Lapin became popular in conservative Christian circles in 1999, after he published "America's Real War," a polemic along the lines of Pat Buchanan's famous culture wars speech at the 1992 Republican convention.
"We are really two separate nations," he writes, one side supporting and the other opposing "Judeo-Christian morality playing a role in American public life." He then took on every issue dear to the Christian right -- atheist Madalyn Murray O'Hair, pornographer Larry Flynt, the gay rights movement -- and added liberal Jews as a target.
To Lapin, the great constitutional debates about religion in public life are beneath consideration.
"I've always thought it was a quaint notion, the separation of religion and politics," he says, echoing a main point of his book. "It's preposterous. Politics is nothing other than the practical application of your most deeply held moral and spiritual values."

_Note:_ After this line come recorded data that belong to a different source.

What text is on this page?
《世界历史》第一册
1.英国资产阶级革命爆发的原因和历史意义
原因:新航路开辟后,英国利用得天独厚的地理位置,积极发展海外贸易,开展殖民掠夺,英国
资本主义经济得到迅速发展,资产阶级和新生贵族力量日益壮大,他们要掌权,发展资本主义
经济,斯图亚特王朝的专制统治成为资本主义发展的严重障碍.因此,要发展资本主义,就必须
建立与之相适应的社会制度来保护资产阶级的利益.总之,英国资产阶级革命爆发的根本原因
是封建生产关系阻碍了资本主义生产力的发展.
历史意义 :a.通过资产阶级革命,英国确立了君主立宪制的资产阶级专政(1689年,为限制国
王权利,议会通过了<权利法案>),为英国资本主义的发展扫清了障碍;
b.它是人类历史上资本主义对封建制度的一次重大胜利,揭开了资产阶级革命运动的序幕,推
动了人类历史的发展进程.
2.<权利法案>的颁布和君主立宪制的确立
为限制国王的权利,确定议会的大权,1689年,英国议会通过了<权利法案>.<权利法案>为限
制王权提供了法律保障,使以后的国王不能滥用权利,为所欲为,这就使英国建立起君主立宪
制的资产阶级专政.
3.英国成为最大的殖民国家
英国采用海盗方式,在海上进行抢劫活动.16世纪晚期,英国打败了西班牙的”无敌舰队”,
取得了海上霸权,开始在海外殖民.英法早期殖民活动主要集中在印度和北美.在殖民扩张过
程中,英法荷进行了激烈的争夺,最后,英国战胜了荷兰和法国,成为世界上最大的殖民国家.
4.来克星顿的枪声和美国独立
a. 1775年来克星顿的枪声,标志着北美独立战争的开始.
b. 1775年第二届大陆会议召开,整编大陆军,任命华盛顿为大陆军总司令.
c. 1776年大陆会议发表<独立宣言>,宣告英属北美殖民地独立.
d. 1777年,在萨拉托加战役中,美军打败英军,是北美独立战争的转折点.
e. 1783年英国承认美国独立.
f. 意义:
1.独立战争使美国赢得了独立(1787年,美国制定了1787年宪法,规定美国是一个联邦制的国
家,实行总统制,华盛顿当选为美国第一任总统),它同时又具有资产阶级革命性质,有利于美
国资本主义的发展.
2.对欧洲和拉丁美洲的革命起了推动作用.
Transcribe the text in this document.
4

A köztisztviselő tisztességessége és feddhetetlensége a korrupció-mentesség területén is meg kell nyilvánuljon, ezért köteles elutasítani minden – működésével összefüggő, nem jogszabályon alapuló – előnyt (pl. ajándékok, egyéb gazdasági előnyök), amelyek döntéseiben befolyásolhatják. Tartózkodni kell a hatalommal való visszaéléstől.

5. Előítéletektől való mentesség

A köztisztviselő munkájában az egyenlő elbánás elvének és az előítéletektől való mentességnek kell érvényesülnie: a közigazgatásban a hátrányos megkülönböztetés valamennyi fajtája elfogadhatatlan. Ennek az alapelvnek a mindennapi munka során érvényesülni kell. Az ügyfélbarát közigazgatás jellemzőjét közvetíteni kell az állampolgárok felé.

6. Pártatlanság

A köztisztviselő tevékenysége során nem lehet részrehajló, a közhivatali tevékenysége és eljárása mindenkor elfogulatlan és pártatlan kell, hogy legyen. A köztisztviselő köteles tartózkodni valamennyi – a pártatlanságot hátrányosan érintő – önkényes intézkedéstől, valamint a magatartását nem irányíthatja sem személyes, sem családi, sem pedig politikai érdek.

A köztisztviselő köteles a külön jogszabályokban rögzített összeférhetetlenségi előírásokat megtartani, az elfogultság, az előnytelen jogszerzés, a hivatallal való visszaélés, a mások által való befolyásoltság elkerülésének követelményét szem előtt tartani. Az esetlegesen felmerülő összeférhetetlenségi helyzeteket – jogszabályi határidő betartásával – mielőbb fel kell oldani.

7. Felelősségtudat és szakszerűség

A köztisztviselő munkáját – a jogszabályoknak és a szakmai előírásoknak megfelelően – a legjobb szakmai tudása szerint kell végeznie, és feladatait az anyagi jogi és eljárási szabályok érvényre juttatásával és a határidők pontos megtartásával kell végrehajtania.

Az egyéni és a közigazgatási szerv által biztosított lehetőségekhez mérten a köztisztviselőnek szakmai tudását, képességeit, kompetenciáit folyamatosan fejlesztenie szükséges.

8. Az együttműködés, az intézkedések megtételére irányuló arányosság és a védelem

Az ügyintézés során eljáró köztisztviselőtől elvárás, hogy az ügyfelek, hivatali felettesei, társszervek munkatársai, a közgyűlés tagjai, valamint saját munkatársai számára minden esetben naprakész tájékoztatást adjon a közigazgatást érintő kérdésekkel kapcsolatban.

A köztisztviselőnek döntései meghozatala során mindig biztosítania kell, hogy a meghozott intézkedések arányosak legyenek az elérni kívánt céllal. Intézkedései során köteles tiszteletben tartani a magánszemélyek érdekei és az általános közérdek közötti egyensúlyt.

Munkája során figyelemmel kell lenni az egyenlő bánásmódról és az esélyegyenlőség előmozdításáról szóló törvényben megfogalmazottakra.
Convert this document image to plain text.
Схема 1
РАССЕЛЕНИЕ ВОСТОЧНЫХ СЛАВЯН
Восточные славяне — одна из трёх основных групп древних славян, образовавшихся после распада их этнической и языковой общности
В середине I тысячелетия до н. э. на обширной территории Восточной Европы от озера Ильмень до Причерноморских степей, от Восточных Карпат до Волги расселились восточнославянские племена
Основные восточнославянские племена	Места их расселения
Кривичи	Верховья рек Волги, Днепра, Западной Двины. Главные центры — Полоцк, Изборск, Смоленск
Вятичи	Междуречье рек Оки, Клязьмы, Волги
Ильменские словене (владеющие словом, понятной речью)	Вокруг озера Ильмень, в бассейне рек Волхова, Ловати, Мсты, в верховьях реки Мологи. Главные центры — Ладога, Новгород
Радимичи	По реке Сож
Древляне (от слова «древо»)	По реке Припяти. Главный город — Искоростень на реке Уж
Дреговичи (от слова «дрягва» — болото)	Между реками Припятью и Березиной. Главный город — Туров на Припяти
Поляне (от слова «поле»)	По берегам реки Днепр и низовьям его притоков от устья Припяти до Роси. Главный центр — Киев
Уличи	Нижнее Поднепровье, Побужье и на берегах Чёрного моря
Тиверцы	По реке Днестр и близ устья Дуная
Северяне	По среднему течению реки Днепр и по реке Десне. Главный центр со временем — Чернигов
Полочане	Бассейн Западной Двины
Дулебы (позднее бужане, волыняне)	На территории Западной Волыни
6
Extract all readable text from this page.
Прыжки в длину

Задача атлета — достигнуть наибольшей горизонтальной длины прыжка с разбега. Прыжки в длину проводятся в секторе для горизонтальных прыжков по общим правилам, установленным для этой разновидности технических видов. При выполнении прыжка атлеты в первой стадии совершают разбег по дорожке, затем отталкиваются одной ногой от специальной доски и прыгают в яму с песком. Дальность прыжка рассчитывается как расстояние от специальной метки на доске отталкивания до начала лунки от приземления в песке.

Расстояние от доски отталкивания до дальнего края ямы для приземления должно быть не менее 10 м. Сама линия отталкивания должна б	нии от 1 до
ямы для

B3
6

Lapin was invited by some senators to teach Bible classes on the Hill. He gave sessions to members of Congress explaining the biblical roots of conservative policies. In one session on "Joseph and Taxation," he explained that in ancient societies taxes never rose above 20 percent.
"They were fascinated by that," he recalls, "to learn that this was not an accident, that the tax rate was designed by the great architect in the sky."
Lapin became a keynote speaker at conferences for the Christian Coalition and the Family Research Council. "It was phenomenal," recalls Eli Piepsz, who traveled with him at the time. "The crowds loved him. People would come up and say, 'It's amazing to finally meet someone of the original faith who is true to his faith.' "
"The '700 Club' is one of my big all-time favorites," Lapin said in beginning an interview last year with Pat Robertson, and then proceeded to call other prominent Jewish leaders, particularly Abraham Foxman of the Anti-Defamation League, "breathtakingly arrogant" for calling Mel Gibson's "The Passion of the Christ" anti-Semitic.
Lapin took that spat one step further in an essay that ran in the Orthodox paper the Jewish Press in January. He complained that Jewish leaders criticized Gibson but ignored Jews such as Howard Stern and the producers of "Meet the Fockers" who were "debasing the culture." He then quoted a section of "Mein Kampf" in which Hitler denounces the "horrible trash" produced by Jewish entertainers in Weimar Germany. Hitler was an "evil megalomaniac," Lapin writes, but what he was saying was "obvious and inescapable."
"With all due respect, the good people don't know the difference between one rabbi and another," Foxman says about the Christian leaders. "They see a beard and they know he's super-kosher, so they think he's mainstream Jewry. But he's so conservative he's off the wall. He's on the fringes of the Jewish community."
Younger brother David stayed out of politics but not away from his connections with Abramoff.